BRASÍLIA – O presidente do Supremo Tribunal Federal (STF), ministro Ricardo Lewandowski, concedeu liminar no Mandado de Segurança (MS) 34299 para suspender a quebra de sigilos fiscal e bancário da Associação Brasileira de Antropologia (ABA), determinada pela Comissão Parlamentar de Inquérito (CPI) da Câmara dos Deputados sobre a Fundação Nacional do Índio (Funai) e do Instituto Nacional de Colonização e Reforma Agrária (Incra). A CPI investiga a demarcação de terras indígenas e de remanescentes de quilombolas. As informações foram divulgadas no site do Supremo.
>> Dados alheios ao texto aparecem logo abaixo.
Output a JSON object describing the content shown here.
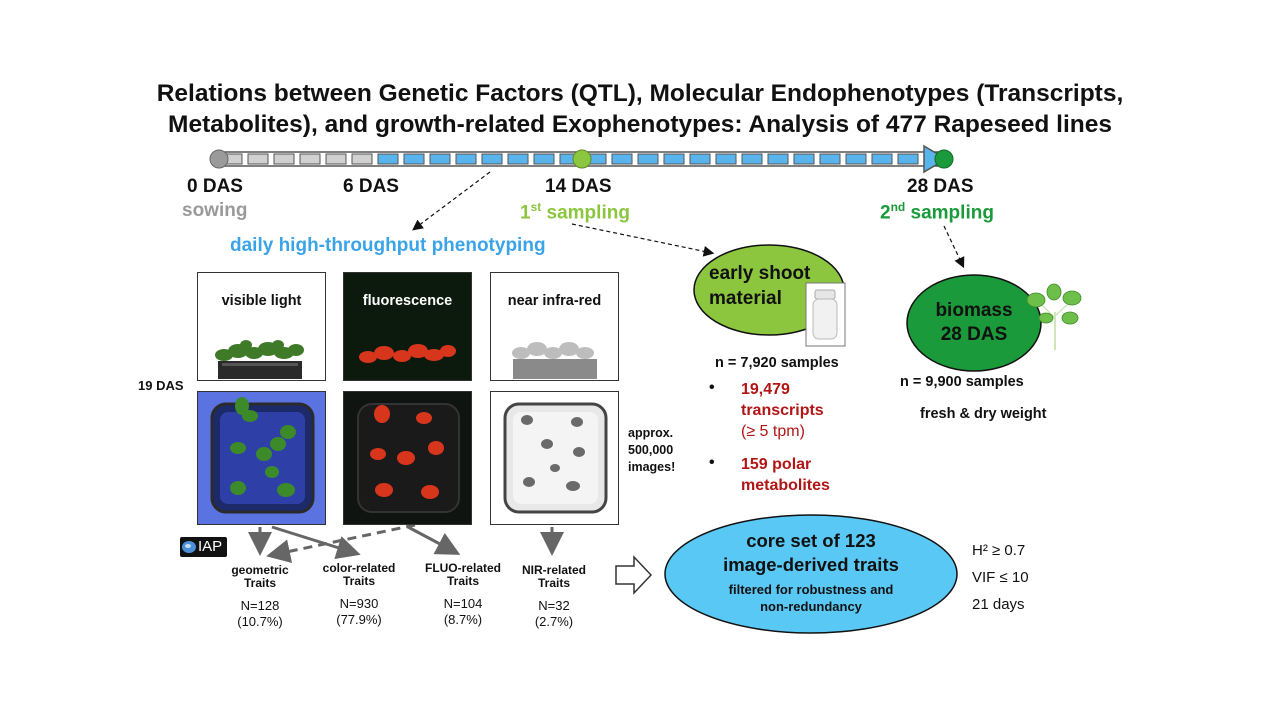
{
  "title": {
    "line1": "Relations between Genetic Factors (QTL), Molecular Endophenotypes (Transcripts,",
    "line2": "Metabolites), and growth-related Exophenotypes: Analysis of 477 Rapeseed lines"
  },
  "timeline": {
    "d0": "0 DAS",
    "sowing": "sowing",
    "d6": "6 DAS",
    "d14": "14 DAS",
    "s1_num": "1",
    "s1_sup": "st",
    "s1_rest": " sampling",
    "d28": "28 DAS",
    "s2_num": "2",
    "s2_sup": "nd",
    "s2_rest": " sampling",
    "colors": {
      "grey": "#cfcfcf",
      "blue": "#5ab4ec",
      "green_light": "#8cc63f",
      "green_dark": "#1a9a3a"
    }
  },
  "phenotyping": {
    "heading": "daily high-throughput phenotyping",
    "panels": [
      "visible light",
      "fluorescence",
      "near infra-red"
    ],
    "day_label": "19 DAS",
    "approx": [
      "approx.",
      "500,000",
      "images!"
    ],
    "iap_label": "IAP"
  },
  "traits": [
    {
      "name1": "geometric",
      "name2": "Traits",
      "n": "N=128",
      "pct": "(10.7%)"
    },
    {
      "name1": "color-related",
      "name2": "Traits",
      "n": "N=930",
      "pct": "(77.9%)"
    },
    {
      "name1": "FLUO-related",
      "name2": "Traits",
      "n": "N=104",
      "pct": "(8.7%)"
    },
    {
      "name1": "NIR-related",
      "name2": "Traits",
      "n": "N=32",
      "pct": "(2.7%)"
    }
  ],
  "core_set": {
    "line1": "core set of 123",
    "line2": "image-derived traits",
    "line3": "filtered for robustness and",
    "line4": "non-redundancy",
    "criteria": [
      "H² ≥ 0.7",
      "VIF ≤ 10",
      "21 days"
    ]
  },
  "early_shoot": {
    "line1": "early shoot",
    "line2": "material",
    "samples": "n = 7,920 samples",
    "transcripts1": "19,479",
    "transcripts2": "transcripts",
    "transcripts3": "(≥ 5 tpm)",
    "metabolites1": "159 polar",
    "metabolites2": "metabolites"
  },
  "biomass": {
    "line1": "biomass",
    "line2": "28 DAS",
    "samples": "n = 9,900 samples",
    "weight": "fresh & dry weight"
  }
}
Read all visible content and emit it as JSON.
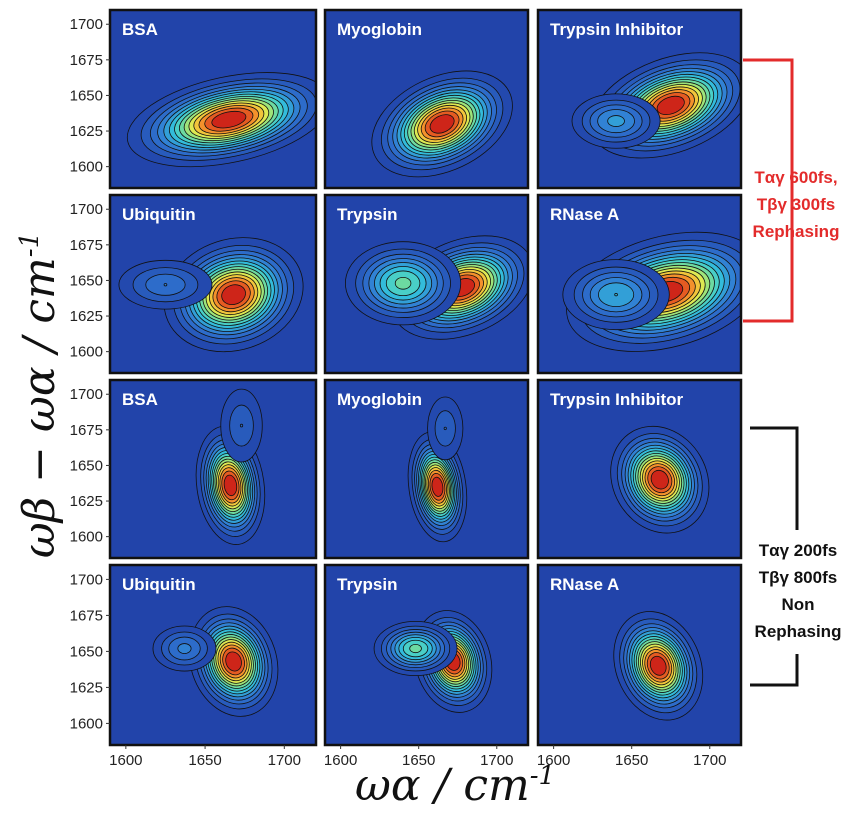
{
  "y_axis_title": {
    "main": "ωβ − ωα / cm",
    "sup": "-1"
  },
  "x_axis_title": {
    "main": "ωα / cm",
    "sup": "-1"
  },
  "annotations": [
    {
      "lines": [
        "Tαγ 600fs,",
        "Tβγ 300fs",
        "Rephasing"
      ],
      "color": "#e32b2b"
    },
    {
      "lines": [
        "Tαγ 200fs",
        "Tβγ 800fs",
        "Non",
        "Rephasing"
      ],
      "color": "#111111"
    }
  ],
  "chart_data": [
    {
      "type": "heatmap",
      "title": "BSA",
      "group": "Rephasing",
      "xlim": [
        1590,
        1720
      ],
      "ylim": [
        1585,
        1710
      ],
      "x_ticks": [
        1600,
        1650,
        1700
      ],
      "y_ticks": [
        1600,
        1625,
        1650,
        1675,
        1700
      ],
      "peaks": [
        {
          "x": 1665,
          "y": 1633,
          "sx": 22,
          "sy": 10,
          "rot": 12,
          "amp": 1.0
        }
      ]
    },
    {
      "type": "heatmap",
      "title": "Myoglobin",
      "group": "Rephasing",
      "xlim": [
        1590,
        1720
      ],
      "ylim": [
        1585,
        1710
      ],
      "x_ticks": [
        1600,
        1650,
        1700
      ],
      "y_ticks": [
        1600,
        1625,
        1650,
        1675,
        1700
      ],
      "peaks": [
        {
          "x": 1665,
          "y": 1630,
          "sx": 16,
          "sy": 11,
          "rot": 25,
          "amp": 1.0
        }
      ]
    },
    {
      "type": "heatmap",
      "title": "Trypsin Inhibitor",
      "group": "Rephasing",
      "xlim": [
        1590,
        1720
      ],
      "ylim": [
        1585,
        1710
      ],
      "x_ticks": [
        1600,
        1650,
        1700
      ],
      "y_ticks": [
        1600,
        1625,
        1650,
        1675,
        1700
      ],
      "peaks": [
        {
          "x": 1675,
          "y": 1643,
          "sx": 18,
          "sy": 11,
          "rot": 20,
          "amp": 1.0
        },
        {
          "x": 1640,
          "y": 1632,
          "sx": 12,
          "sy": 8,
          "rot": 0,
          "amp": 0.35
        }
      ]
    },
    {
      "type": "heatmap",
      "title": "Ubiquitin",
      "group": "Rephasing",
      "xlim": [
        1590,
        1720
      ],
      "ylim": [
        1585,
        1710
      ],
      "x_ticks": [
        1600,
        1650,
        1700
      ],
      "y_ticks": [
        1600,
        1625,
        1650,
        1675,
        1700
      ],
      "peaks": [
        {
          "x": 1668,
          "y": 1640,
          "sx": 15,
          "sy": 13,
          "rot": 18,
          "amp": 1.0
        },
        {
          "x": 1625,
          "y": 1647,
          "sx": 14,
          "sy": 8,
          "rot": 0,
          "amp": 0.25
        }
      ]
    },
    {
      "type": "heatmap",
      "title": "Trypsin",
      "group": "Rephasing",
      "xlim": [
        1590,
        1720
      ],
      "ylim": [
        1585,
        1710
      ],
      "x_ticks": [
        1600,
        1650,
        1700
      ],
      "y_ticks": [
        1600,
        1625,
        1650,
        1675,
        1700
      ],
      "peaks": [
        {
          "x": 1678,
          "y": 1645,
          "sx": 16,
          "sy": 11,
          "rot": 22,
          "amp": 1.0
        },
        {
          "x": 1640,
          "y": 1648,
          "sx": 14,
          "sy": 11,
          "rot": 0,
          "amp": 0.55
        }
      ]
    },
    {
      "type": "heatmap",
      "title": "RNase A",
      "group": "Rephasing",
      "xlim": [
        1590,
        1720
      ],
      "ylim": [
        1585,
        1710
      ],
      "x_ticks": [
        1600,
        1650,
        1700
      ],
      "y_ticks": [
        1600,
        1625,
        1650,
        1675,
        1700
      ],
      "peaks": [
        {
          "x": 1672,
          "y": 1642,
          "sx": 22,
          "sy": 13,
          "rot": 15,
          "amp": 1.0
        },
        {
          "x": 1640,
          "y": 1640,
          "sx": 14,
          "sy": 10,
          "rot": 0,
          "amp": 0.4
        }
      ]
    },
    {
      "type": "heatmap",
      "title": "BSA",
      "group": "Non Rephasing",
      "xlim": [
        1590,
        1720
      ],
      "ylim": [
        1585,
        1710
      ],
      "x_ticks": [
        1600,
        1650,
        1700
      ],
      "y_ticks": [
        1600,
        1625,
        1650,
        1675,
        1700
      ],
      "peaks": [
        {
          "x": 1666,
          "y": 1636,
          "sx": 7,
          "sy": 14,
          "rot": 8,
          "amp": 1.0
        },
        {
          "x": 1673,
          "y": 1678,
          "sx": 7,
          "sy": 14,
          "rot": 0,
          "amp": 0.18
        }
      ]
    },
    {
      "type": "heatmap",
      "title": "Myoglobin",
      "group": "Non Rephasing",
      "xlim": [
        1590,
        1720
      ],
      "ylim": [
        1585,
        1710
      ],
      "x_ticks": [
        1600,
        1650,
        1700
      ],
      "y_ticks": [
        1600,
        1625,
        1650,
        1675,
        1700
      ],
      "peaks": [
        {
          "x": 1662,
          "y": 1635,
          "sx": 6,
          "sy": 13,
          "rot": 8,
          "amp": 1.0
        },
        {
          "x": 1667,
          "y": 1676,
          "sx": 6,
          "sy": 12,
          "rot": 0,
          "amp": 0.18
        }
      ]
    },
    {
      "type": "heatmap",
      "title": "Trypsin Inhibitor",
      "group": "Non Rephasing",
      "xlim": [
        1590,
        1720
      ],
      "ylim": [
        1585,
        1710
      ],
      "x_ticks": [
        1600,
        1650,
        1700
      ],
      "y_ticks": [
        1600,
        1625,
        1650,
        1675,
        1700
      ],
      "peaks": [
        {
          "x": 1668,
          "y": 1640,
          "sx": 10,
          "sy": 13,
          "rot": 30,
          "amp": 1.0
        }
      ]
    },
    {
      "type": "heatmap",
      "title": "Ubiquitin",
      "group": "Non Rephasing",
      "xlim": [
        1590,
        1720
      ],
      "ylim": [
        1585,
        1710
      ],
      "x_ticks": [
        1600,
        1650,
        1700
      ],
      "y_ticks": [
        1600,
        1625,
        1650,
        1675,
        1700
      ],
      "peaks": [
        {
          "x": 1668,
          "y": 1643,
          "sx": 9,
          "sy": 13,
          "rot": 18,
          "amp": 1.0
        },
        {
          "x": 1637,
          "y": 1652,
          "sx": 9,
          "sy": 7,
          "rot": 0,
          "amp": 0.28
        }
      ]
    },
    {
      "type": "heatmap",
      "title": "Trypsin",
      "group": "Non Rephasing",
      "xlim": [
        1590,
        1720
      ],
      "ylim": [
        1585,
        1710
      ],
      "x_ticks": [
        1600,
        1650,
        1700
      ],
      "y_ticks": [
        1600,
        1625,
        1650,
        1675,
        1700
      ],
      "peaks": [
        {
          "x": 1672,
          "y": 1643,
          "sx": 8,
          "sy": 12,
          "rot": 15,
          "amp": 1.0
        },
        {
          "x": 1648,
          "y": 1652,
          "sx": 10,
          "sy": 7,
          "rot": 0,
          "amp": 0.55
        }
      ]
    },
    {
      "type": "heatmap",
      "title": "RNase A",
      "group": "Non Rephasing",
      "xlim": [
        1590,
        1720
      ],
      "ylim": [
        1585,
        1710
      ],
      "x_ticks": [
        1600,
        1650,
        1700
      ],
      "y_ticks": [
        1600,
        1625,
        1650,
        1675,
        1700
      ],
      "peaks": [
        {
          "x": 1667,
          "y": 1640,
          "sx": 9,
          "sy": 13,
          "rot": 22,
          "amp": 1.0
        }
      ]
    }
  ]
}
Ao analisar o pedido de liminar, Lewandowski avaliou que a decisão da CPI “não foi devidamente fundamentada”, configurando assim plausibilidade no pedido do Mandado de Segurança, que alega risco ao direito a intimidade e privacidade da associação e do presidente da entidade, também alvo da quebra de sigilos.

De acordo com as alegações do Mandado de Segurança contra o ato da CPI pretendendo a quebra dos sigilos, a ordem se baseia em apenas um depoimento e não cita em nenhum momento o nome do presidente da ABA.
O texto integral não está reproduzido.